Behind what appears to be an extremely traditional-looking muscleback iron hides a huge amount of technology designed to help players of all abilities, whether it be with a traditional variable-length set or with Cobra’s One Length set—more on that latter. The King Forged TEC irons are a hollow-body design that utilizes a thin face supported by what Cobra engineers call energizing foam microspheres, to both fine-tune acoustics (sound/feel) of the head, while also supporting the PWRSHELL Face for increased ball speeds, according to the company.

Our take on Cobra King Forged TEC irons

Not only do the new Cobra Forged TEC irons pass the eyeball test, but the engineers at Cobra have also developed a club with excellent performance.

In our own testing, the clubs had several features which really stood out

Performance out of the rough: with the low tungsten insert, the low center of gravity performs outstanding from thick lies.

Face consistency: with other similar clubs, our experience is that perfectly struck shots tend to “fly”, sometimes flying considerably longer.
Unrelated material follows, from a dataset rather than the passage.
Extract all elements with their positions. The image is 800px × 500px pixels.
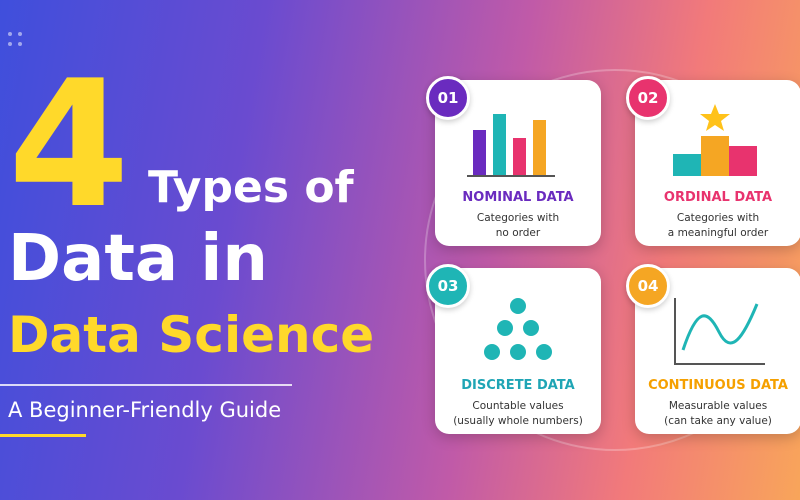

With the Forged Tec, the face is incredibly consistent. Off-center hits, particularly off the toe, fly remarkably well.

Chipping: with a clean look, and little offset, one of the additional nuances of these clubs is how good they are to chip (pitch) with.

When ordering the set, keep in mind that there is only a two-degree difference between the 5 (23 degrees) and 4-iron (21 degrees). This lead to some uneven gapping and as a result, we discarded the 4-iron and instead decided to bend the 5-iron, one degree strong.